# Adoptable young female in Fairfield, California



## mss (Mar 1, 2006)

I saw this little girl on petfinder.com She is in the Solano County public shelter. They describe her as a Maltese mix, but from the picture, doesn't it look like she could be purebred? Their listing on petharbor.com adds that she is already spayed and about 6 months old and came into the shelter on Jan. 22--which might mean she is an owner surrender. 

I hope she'll get adopted quickly. 

Petfinder Adoptable Dog | Maltese | Fairfield, CA | A149672


----------



## Snowbody (Jan 3, 2009)

Oh that poor baby. It looks like the shelter is near San Francisco. Hoping Edie sees this. Maybe she'll know of someone up near there who can help.


----------



## mss (Mar 1, 2006)

Well, this is very strange. I emailed them saying if the dog needed help getting out/adopted, I could probably help. I got an email back saying the dog had been adopted January 19. Now the petfinder post and the petharbor post (the one that said she came into the shelter on January 22) have been taken down.


----------



## Snowbody (Jan 3, 2009)

mss said:


> Well, this is very strange. I emailed them saying if the dog needed help getting out/adopted, I could probably help. I got an email back saying the dog had been adopted January 19. Now the petfinder post and the petharbor post (the one that said she came into the shelter on January 22) have been taken down.

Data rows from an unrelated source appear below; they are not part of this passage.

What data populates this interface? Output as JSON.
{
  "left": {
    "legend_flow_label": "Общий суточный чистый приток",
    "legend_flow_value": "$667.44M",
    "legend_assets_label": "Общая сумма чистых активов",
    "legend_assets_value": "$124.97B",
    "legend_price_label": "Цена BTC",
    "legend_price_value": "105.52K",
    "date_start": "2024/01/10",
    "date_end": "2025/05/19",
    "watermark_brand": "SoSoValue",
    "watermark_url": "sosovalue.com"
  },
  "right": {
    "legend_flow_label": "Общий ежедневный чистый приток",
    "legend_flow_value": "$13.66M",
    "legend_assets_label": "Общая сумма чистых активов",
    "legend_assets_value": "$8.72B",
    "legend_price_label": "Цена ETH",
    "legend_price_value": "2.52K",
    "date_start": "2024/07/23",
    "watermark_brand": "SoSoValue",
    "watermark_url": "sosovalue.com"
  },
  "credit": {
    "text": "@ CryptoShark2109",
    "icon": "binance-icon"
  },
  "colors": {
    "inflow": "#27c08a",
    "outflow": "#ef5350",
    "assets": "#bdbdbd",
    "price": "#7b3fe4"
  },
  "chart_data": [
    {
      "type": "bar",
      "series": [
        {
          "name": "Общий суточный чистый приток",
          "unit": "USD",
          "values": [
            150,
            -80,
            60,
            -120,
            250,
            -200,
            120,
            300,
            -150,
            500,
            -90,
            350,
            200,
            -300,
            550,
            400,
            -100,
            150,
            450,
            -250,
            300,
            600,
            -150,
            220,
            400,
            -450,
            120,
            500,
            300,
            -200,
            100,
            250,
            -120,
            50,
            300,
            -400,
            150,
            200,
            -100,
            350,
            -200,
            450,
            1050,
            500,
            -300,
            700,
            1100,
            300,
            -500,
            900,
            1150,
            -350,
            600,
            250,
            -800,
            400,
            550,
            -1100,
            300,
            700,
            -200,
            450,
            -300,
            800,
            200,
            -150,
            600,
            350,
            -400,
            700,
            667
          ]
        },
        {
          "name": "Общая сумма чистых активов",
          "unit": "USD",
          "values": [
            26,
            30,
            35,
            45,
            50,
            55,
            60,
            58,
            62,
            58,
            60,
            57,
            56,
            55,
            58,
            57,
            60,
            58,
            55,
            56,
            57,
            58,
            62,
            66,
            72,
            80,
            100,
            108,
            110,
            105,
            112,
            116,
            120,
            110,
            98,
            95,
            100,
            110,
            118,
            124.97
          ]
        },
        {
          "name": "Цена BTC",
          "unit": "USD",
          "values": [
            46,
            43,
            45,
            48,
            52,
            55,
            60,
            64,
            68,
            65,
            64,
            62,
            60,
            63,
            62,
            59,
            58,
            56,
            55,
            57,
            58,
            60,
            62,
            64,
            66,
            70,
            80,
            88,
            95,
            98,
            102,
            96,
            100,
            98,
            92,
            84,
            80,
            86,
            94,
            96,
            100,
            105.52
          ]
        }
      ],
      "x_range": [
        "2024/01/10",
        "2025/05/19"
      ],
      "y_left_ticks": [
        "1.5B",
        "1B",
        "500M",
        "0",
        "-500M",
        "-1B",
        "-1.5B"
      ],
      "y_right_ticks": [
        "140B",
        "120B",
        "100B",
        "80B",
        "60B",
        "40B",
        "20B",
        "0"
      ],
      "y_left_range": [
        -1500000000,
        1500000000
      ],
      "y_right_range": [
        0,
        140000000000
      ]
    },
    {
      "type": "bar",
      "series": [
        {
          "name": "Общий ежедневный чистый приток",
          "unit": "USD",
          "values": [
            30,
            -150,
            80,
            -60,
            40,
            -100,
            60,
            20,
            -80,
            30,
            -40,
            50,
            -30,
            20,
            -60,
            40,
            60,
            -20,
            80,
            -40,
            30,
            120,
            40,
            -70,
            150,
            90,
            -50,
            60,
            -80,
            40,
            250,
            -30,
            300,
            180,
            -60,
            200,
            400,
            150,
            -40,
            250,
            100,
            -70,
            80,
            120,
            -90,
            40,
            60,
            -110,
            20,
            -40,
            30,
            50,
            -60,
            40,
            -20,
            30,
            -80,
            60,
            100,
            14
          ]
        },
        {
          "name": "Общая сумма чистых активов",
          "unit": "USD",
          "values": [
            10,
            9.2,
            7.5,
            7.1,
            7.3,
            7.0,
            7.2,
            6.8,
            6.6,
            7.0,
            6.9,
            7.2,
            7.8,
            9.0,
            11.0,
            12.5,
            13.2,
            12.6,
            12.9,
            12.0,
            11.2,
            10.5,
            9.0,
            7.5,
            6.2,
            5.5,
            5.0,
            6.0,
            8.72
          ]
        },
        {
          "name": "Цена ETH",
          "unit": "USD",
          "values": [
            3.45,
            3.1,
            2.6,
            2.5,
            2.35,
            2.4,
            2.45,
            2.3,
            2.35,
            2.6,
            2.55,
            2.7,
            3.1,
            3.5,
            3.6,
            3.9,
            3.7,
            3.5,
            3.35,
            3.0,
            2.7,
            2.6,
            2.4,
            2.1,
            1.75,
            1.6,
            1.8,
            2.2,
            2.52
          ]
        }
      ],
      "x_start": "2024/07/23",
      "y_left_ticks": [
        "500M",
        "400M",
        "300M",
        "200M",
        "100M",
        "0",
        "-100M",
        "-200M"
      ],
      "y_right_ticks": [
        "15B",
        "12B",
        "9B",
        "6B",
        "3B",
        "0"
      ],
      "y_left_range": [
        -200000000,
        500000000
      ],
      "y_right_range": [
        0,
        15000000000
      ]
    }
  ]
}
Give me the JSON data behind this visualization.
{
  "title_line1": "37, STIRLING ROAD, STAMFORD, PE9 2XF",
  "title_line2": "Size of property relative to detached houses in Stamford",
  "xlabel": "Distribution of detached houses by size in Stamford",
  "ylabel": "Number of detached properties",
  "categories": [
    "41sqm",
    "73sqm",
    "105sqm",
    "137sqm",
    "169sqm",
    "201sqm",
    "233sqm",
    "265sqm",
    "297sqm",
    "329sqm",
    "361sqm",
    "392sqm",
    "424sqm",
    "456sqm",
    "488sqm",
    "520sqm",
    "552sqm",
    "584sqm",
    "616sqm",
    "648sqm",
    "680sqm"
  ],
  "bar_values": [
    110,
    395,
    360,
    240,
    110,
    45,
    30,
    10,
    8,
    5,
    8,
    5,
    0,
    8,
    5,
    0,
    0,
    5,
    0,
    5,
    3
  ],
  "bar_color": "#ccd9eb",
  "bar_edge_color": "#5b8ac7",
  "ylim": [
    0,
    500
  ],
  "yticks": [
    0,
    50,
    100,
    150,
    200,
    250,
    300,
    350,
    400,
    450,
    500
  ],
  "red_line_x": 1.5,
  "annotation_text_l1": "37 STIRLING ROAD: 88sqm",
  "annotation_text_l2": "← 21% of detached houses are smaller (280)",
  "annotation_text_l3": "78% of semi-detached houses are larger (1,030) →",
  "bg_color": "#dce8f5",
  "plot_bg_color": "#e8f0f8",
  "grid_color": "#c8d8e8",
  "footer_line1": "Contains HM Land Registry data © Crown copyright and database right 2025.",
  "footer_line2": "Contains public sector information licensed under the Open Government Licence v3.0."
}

Bizarre - but good news if it's true. :thumbsup:


----------



## 3Maltmom (May 23, 2005)

I'm sure another rescue pulled this precious soul. She'll be fine.

Bless your heart, my friend ~ :grouphug:


----------



## mss (Mar 1, 2006)

Thanks for the reassurances! 

(Miss Lily should be in her new home in a few days, so of course I can't stay off the internet.  )


----------



## wagirl98665 (Jan 5, 2006)

Poor little thing.


----------